Given the size of such a large brownfield site and its proximity to Cambridge North, the Cambridge Guided Busway, and the Chisholm Trail, it’s an ideal site to build an arts venue not just for the people who will live in the new homes built there, but for a much larger geographical area. If they build a bog-standard community centre – and I use that phrase pejoratively to reflect the substandard nature of recently-built centres in Cambridge (i.e. the smallest that developers can get away with building as opposed to awe-inspiring, state-of-the-art facilities that makes people *want to be there*), then either people will not use it or it will risk being overwhelmed by excessive demand for the limited availability.

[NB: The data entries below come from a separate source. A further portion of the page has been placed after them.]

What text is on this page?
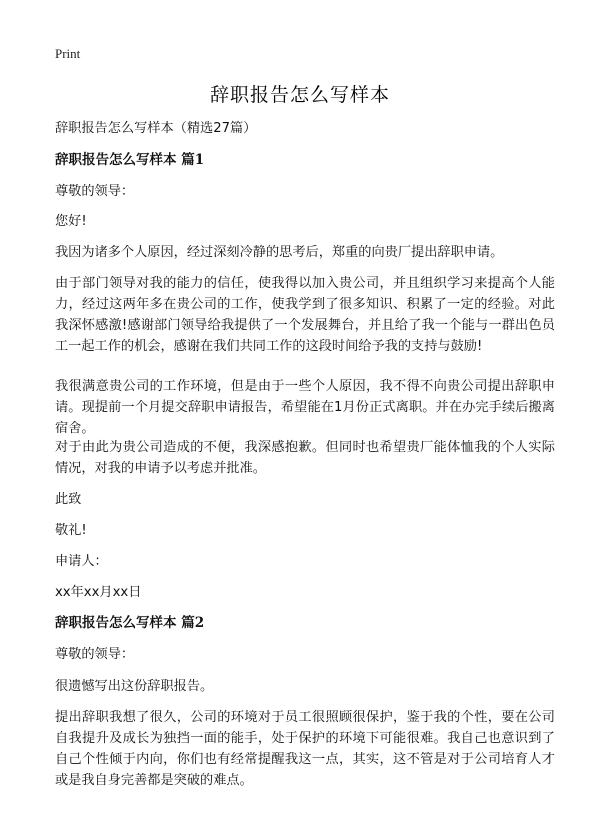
Print
辞职报告怎么写样本

辞职报告怎么写样本（精选27篇）

辞职报告怎么写样本 篇1

尊敬的领导：

您好!

我因为诸多个人原因，经过深刻冷静的思考后，郑重的向贵厂提出辞职申请。

由于部门领导对我的能力的信任，使我得以加入贵公司，并且组织学习来提高个人能力，经过这两年多在贵公司的工作，使我学到了很多知识、积累了一定的经验。对此我深怀感激!感谢部门领导给我提供了一个发展舞台，并且给了我一个能与一群出色员工一起工作的机会，感谢在我们共同工作的这段时间给予我的支持与鼓励!

我很满意贵公司的工作环境，但是由于一些个人原因，我不得不向贵公司提出辞职申请。现提前一个月提交辞职申请报告，希望能在1月份正式离职。并在办完手续后搬离宿舍。

对于由此为贵公司造成的不便，我深感抱歉。但同时也希望贵厂能体恤我的个人实际情况，对我的申请予以考虑并批准。

此致

敬礼!

申请人：

xx年xx月xx日

辞职报告怎么写样本 篇2

尊敬的领导：

很遗憾写出这份辞职报告。

提出辞职我想了很久，公司的环境对于员工很照顾很保护，鉴于我的个性，要在公司自我提升及成长为独挡一面的能手，处于保护的环境下可能很难。我自己也意识到了自己个性倾于内向，你们也有经常提醒我这一点，其实，这不管是对于公司培育人才或是我自身完善都是突破的难点。
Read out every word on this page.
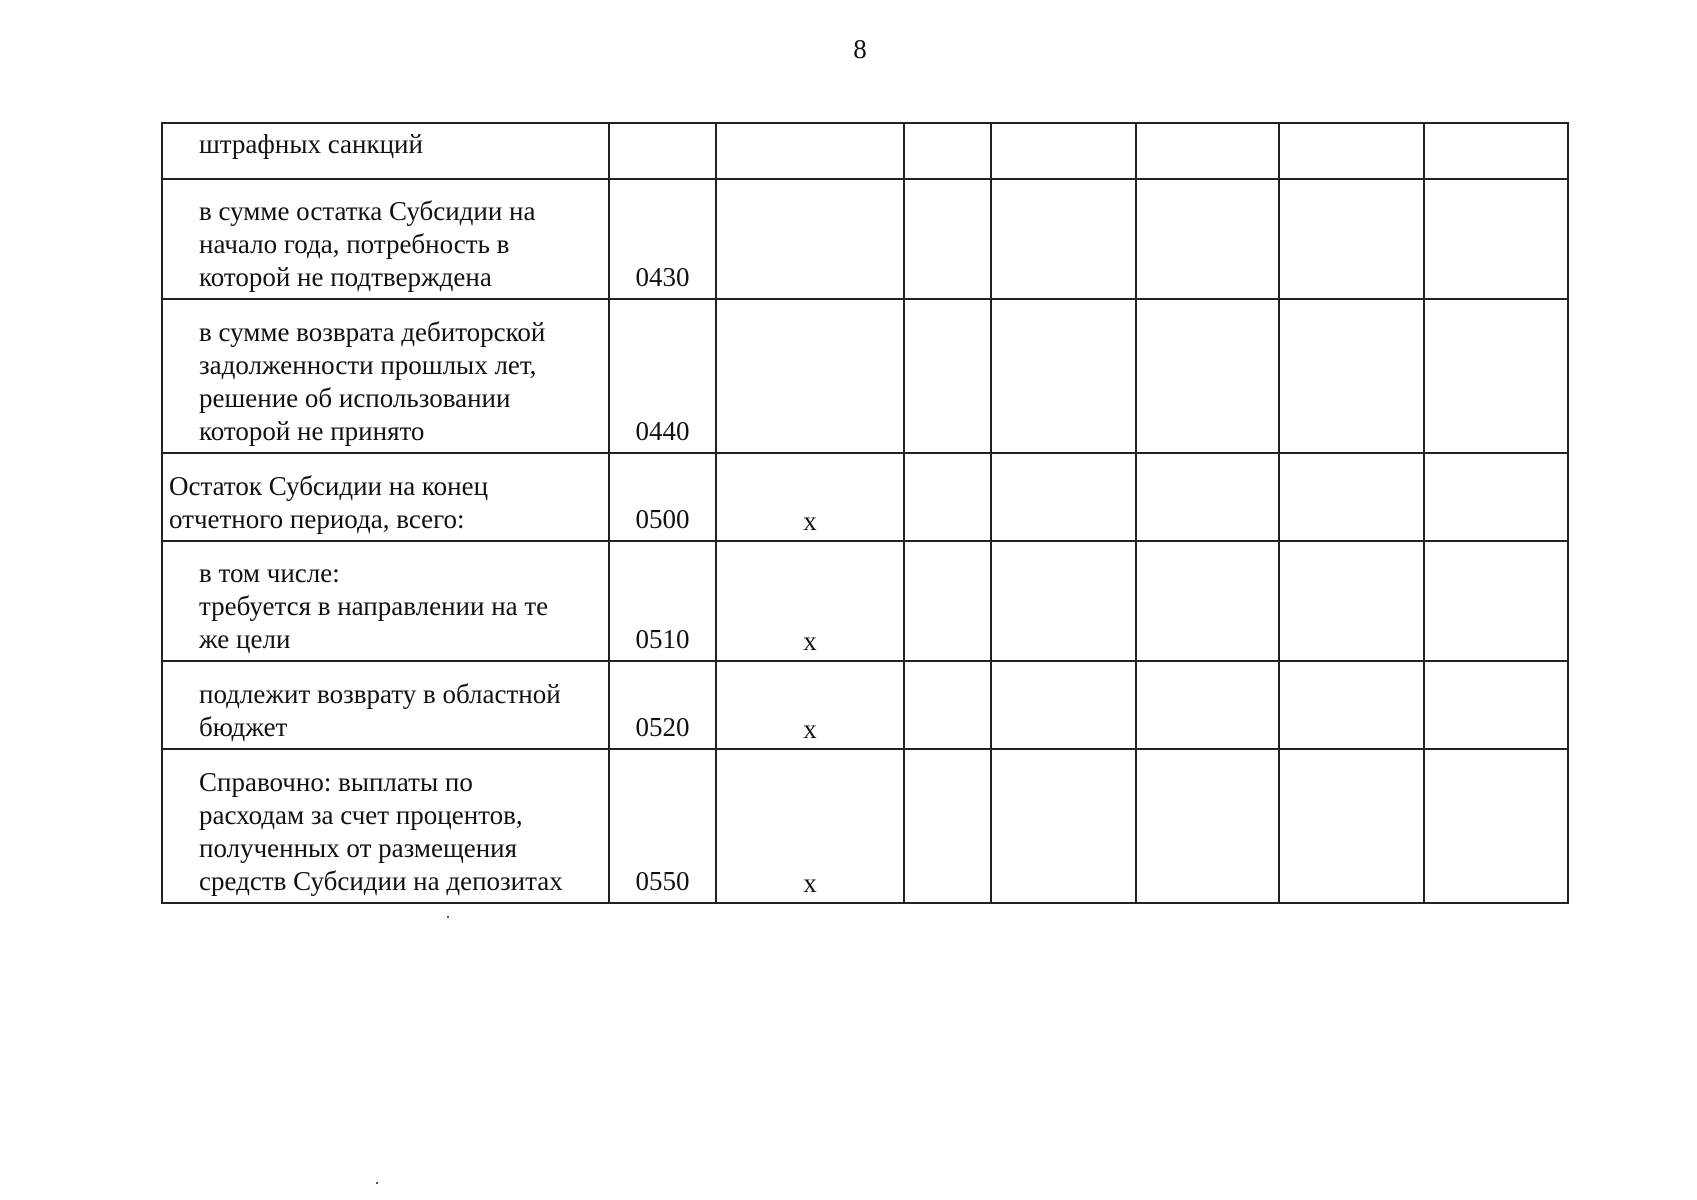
8
штрафных санкций							

в сумме остатка Субсидии на
начало года, потребность в
которой не подтверждена	0430						

в сумме возврата дебиторской
задолженности прошлых лет,
решение об использовании
которой не принято	0440						

Остаток Субсидии на конец
отчетного периода, всего:	0500	x					

в том числе:
требуется в направлении на те
же цели	0510	x					

подлежит возврату в областной
бюджет	0520	x					

Справочно: выплаты по
расходам за счет процентов,
полученных от размещения
средств Субсидии на депозитах	0550	x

Such a facility also needs to account for future populations. We can see what happens when this doesn’t happen. Look at Parkside Pools and the Kelsey Kerridge Sports Centre. The very busy evening sessions are quickly booked up or monopolised by long standing clubs that provide regular and sustainable incomes. Given that Parkside Pools opened in the 1960s after a lifetime of campaigning by Cllr Clara Rackham, and Kelsey Kerridge was opened in the 1970s, the city has nearly doubled in population since then – and the need for new facilities for that expanded population has already been formally assessed by Cambridge City Council and South Cambridgeshire District Council.
The visitor footprint of The Junction in South Cambridge
One of the things The Junction did several years ago at a data hack at Anglia Ruskin University was to enable one of the teams to work with anonymised postcode data of visitors to The Junction and plot them on a map to see which parts of the city and county they had traveled from. What struck them was how far people were prepared to travel to see different shows – even regular visitors were prepared to cross county boundaries to get there.
If a new arts and music venue is built on the North East Cambridge site – and I believe that it should be, it needs to learn the lessons of The Junction’s early years in particular. These are due to be put right in a redevelopment of The Junction through the somewhat controversial appointment of Levitt Burnstein architects which amongst other things will create facilities that can be rented out to businesses and community groups and provide a more sustainable income independent of grants.
Obviously I wouldn’t say ‘no’ to new large concert hall for the city being built on the site given my existing views that Cambridge needs one with a capacity of over 2,500, but note the target audience for that would not be the same as that of an arts and music centre that would provide the opportunities that you wouldn’t get at a mainstream venue.